First, many community pharmacists are self-employed. Keeping their heads above water, ensuring their livelihood through the business, is understandably their first concern. Secondly, the new community pharmacy contract implemented in 2005 has increased the pressure on their time due to the provision of new services, and the training and paperwork these services involve. Thirdly, Mr Wilson suggests a possible lack of opportunity to develop ideas. However, as can be seen from NoCLoR’s portfolio of activities, there are many opportunities on offer. A series of research workshops over the past two years were relatively well attended by pharmacists in north central London, given the demands on their time. Enthusiasm was high and ideas were in abundance. However attendance fell, ideas remained ideas and, in spite of encouragement and support to apply for research capacity building awards available from NoCLoR, it was apparent that most community pharmacists are unable to find the time to complete the short application form to apply for funding to continue.
This brings us to a vital question: is there sufficient interest and desire among community pharmacists to create the time needed to carry through a research project? Research does not just happen. If a community pharmacist is fortunate enough to receive funding from the local primary care trust (as has been the case in Camden and Islington) to attend workshops and training in research, any ideas resulting from those will not flourish unless the pharmacist is sufficiently committed to give up some leisure time to read, think, plan and write, in order to obtain more funding and to carry out a research project from start (an idea) to finish (publication of the results). Given that full-time academic researchers do not work a nine-to-five day, but often find themselves burning the midnight oil, are we asking too much to expect pharmacists to become active, independent researchers in addition to their full-time commitment to their patients?
It is essential to continue to evaluate standards of practice, prescribing methods and services in order to improve health care. The development of an evidence base for community pharmacy practice is essential, as is the understanding of the outcomes of research, for interpretation and translation into practice. Although most pharmacists do not have the drive and commitment to become researchers in addition to their role as pharmacists, many do have sufficient interest to want to be involved in relevant research at a basic level through recruiting and collecting data. Academic researchers can fail to appreciate the realities of day-to-day practice when designing studies.
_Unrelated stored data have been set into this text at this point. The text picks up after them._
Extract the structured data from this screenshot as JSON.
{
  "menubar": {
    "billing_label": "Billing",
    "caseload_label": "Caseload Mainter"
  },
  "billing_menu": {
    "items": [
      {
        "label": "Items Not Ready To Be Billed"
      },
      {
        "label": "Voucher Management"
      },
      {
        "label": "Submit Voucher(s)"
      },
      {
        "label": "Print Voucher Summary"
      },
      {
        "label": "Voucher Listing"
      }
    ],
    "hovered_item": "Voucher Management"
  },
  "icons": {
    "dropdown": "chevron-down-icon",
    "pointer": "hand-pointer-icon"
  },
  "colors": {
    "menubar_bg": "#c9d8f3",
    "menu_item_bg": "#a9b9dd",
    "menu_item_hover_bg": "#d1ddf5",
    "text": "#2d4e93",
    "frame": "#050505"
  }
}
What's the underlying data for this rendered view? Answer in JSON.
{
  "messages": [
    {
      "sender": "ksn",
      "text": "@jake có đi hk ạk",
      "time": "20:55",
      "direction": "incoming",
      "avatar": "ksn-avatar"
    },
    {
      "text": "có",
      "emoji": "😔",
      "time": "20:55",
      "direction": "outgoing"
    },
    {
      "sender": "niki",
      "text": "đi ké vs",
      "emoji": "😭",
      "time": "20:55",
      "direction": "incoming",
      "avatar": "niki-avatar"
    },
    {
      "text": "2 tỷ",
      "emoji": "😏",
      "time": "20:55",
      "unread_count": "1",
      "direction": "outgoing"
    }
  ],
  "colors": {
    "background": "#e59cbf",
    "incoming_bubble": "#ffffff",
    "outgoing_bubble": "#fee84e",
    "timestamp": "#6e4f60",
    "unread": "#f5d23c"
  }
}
More user involvement, and more discussion between practitioners and academics, can serve to make research more relevant and appealing and results more usable. Actively involving pharmacists in the planning and designing of studies can help to dispel this notion of the “ivory tower syndrome”.
Local networks, grouping to form a national network, could provide a research base to facilitate robust, generaliseable research in community pharmacy, as well as an opportunity for training practitioners in research methods through active involvement. Community pharmacists would also like their involvement recognised, and such a network could provide the opportunity for practitioners to get involved in the design and piloting of studies, overcoming some of the difficulties of combining research in a busy practice. To this end, NoCLoR is in the process of setting up a community pharmacy research network in north central London, where pharmacists will have be able to get more or less involved according to their interest and commitment.
So, although interested community pharmacists should be encouraged to do good and innovative research in practice, it is perhaps better to direct efforts towards engaging them initially in recruitment and implementation of interventions, thereby allowing them to be gradually involved in research without the expectation of becoming full-time researchers, unless that is their aim.